Eliminating malaria for good

Malaria is widespread in Sub-Saharan Africa, Asia, and Latin America. It is commonly associated with poverty and has major negative effects on economic development. April, 25 is World Malaria Day. Español

Regina Rabinovich
25 April 2016

Haitian child Ais Cadelnaudaly, 5 year-old, is treated for malaria by a volunteer doctor at a field hospital in Port-au-Prince. AP Photo/Brennan Linsley

There has been significant progress over the past 15 years, as a result of massive mobilization to confront malaria. Around 2003, resources began flowing not only from the Global Fund to fight Aids, Tuberculosis and Malaria (GFATM), but also from the affected countries themselves, allowing for the fundamentals of success – people in place with the right tools to both treat and prevent malaria. Since 2000, the number of new malaria cases and deaths has fallen by around 40% and 60% respectively.  What sounds so simple has required a fundamental shift to new tools (no long-lasting bednets, new insecticides, rapid diagnostic tests, or artemisinin-based combinations were available 15 years ago), reorganizing decaying health systems, and a focus on an “end game”.

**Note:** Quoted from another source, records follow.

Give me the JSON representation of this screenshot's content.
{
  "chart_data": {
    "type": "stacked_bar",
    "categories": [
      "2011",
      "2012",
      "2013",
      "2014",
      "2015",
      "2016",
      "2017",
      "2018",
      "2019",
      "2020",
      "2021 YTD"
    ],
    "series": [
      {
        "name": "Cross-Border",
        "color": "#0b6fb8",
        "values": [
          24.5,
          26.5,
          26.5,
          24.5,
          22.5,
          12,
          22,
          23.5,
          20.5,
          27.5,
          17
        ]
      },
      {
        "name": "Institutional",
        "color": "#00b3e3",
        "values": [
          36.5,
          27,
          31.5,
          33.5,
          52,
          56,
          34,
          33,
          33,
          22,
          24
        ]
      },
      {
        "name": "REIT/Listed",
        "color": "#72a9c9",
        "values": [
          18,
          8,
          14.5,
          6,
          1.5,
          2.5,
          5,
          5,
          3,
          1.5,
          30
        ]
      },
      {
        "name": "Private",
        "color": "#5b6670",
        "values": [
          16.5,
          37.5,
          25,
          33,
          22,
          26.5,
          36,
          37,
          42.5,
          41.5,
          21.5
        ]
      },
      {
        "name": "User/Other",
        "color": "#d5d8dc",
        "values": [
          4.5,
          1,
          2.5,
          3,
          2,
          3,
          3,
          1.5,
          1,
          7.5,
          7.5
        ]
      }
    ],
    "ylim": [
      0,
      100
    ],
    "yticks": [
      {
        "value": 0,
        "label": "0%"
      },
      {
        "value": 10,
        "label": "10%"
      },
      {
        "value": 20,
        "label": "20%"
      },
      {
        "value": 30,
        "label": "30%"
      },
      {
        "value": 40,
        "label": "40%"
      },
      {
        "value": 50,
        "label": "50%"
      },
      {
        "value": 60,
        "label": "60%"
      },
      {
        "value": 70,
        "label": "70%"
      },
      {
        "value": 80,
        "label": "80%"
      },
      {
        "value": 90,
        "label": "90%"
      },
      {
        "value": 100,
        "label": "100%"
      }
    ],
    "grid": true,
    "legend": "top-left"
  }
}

What is an end game?  In the case of malaria, the end game is at the same time obvious and enormously challenging. Obvious because the disease can be prevented (mosquito target) and treated (human target) with tools which already exist - so that it is, indeed, obvious that it can be done. Challenging because, as colleagues running national malaria programs are quick to emphasize, doing this at a national scale, given the millions of people infected, is really an uphill task. Besides the complexity of the parasite that causes malaria, the capacity of both the parasite and mosquitoes to develop resistance to widely used drugs and insecticides, the variability of the immune responses - the list goes on –, there exists an uneasy truce between the parasite and humans, developed over thousands of years. Most infections actually do not result in death, particularly in the case of adults who have some level of immunity from prior infections. If left unchecked, however, malaria has shown it can make a comeback, as it did in the 1990s, when deaths increased to about a million per year - mostly children, mostly in Africa.  If merely controlled, the entire package of tools, systems and trained staff need to remain in place forever.

However, if we are ever to be released from this macabre dance with the parasite, ranging from open epidemics to quiescent infections, we do need an end game: a vision of how to free ourselves from this unending struggle. Today, this vision encompasses from elimination in one country to global eradication of the parasites causing the disease.  There are three trains of thought on how this could happen.

The first hypothesis is based on a very good management of the disease with existing tools. 34 countries and territories have actually been certified as having eliminated malaria transmission within their borders, using drugs to treat it and various tools to keep the mosquito that carries the parasite from transferring it to people. Five countries have been certified malaria-free by the World Health Organization in the past decade.  Sri Lanka and Costa Rica both took a focused approach with elimination in mind, and are on the path to certification.  In 2014, 16 countries reported zero domestic cases, 17 reported fewer than 1.000 cases, and Argentina is now close to certification. 

The second hypothesis is based on an aggressive, innovative use of existing tools – specifically, obtaining information on where the parasite is through systematic surveillance, and using available drugs on the whole population to do away with the parasite in all infected individuals, including asymptomatic carriers who do not seek treatment precisely because they do not feel sick, but who can contribute to spread the disease. With the support of different partners, surveillance, community treatment, and high levels of vector control can be brought together effectively, as shown by the promising results emerging from several highly affected countries. The feasibility of malaria elimination will be tested in Sub-Saharan countries, where the challenges are greatest.  In Zambia, for example, the program is funded by the Global Fund, the US President’s Malaria Initiative (PMI), the J.C. Flowers Foundation, as well as significant national contributions; in Mozambique, elimination efforts are supported by funders such as the Global Fund, PMI, La Caixa Foundation, and the Bill and Melinda Gates Foundation. These multi-sector partnerships will be critical for the success of the malaria elimination endeavours.

The third hypothesis is based on the capacity of research to generate new tools that would make the job easier in the future, particularly in Africa, where the burden of the disease, the fragility of healthcare systems in rural areas, and the huge capacity of the mosquito to effectively transmit the disease is highest. 

In fact, there is no discussion. Each of these paths to the end game is viable and active.  There are countries that, given the political will, could eliminate malaria in the next 5 years. There are countries where innovative programs are being tested to accelerate progress, particularly where the mosquito is most efficient and infection rates are highest. And, finally, a variety of research efforts are being undertaken, aimed at making the whole process scalable and more effective. This includes development of new vaccines, new drugs and insecticides that overcome resistance as it emerges, entirely different approaches to the mosquito, and better use of information to bring together all that is needed.

We are not waiting for the silver bullet, but neither are we unrealistic about the challenge. What we do know is that malaria is a burden we must overcome, and that researchers working on global health must answer key questions on how to achieve this aim as quickly and effectively as possible.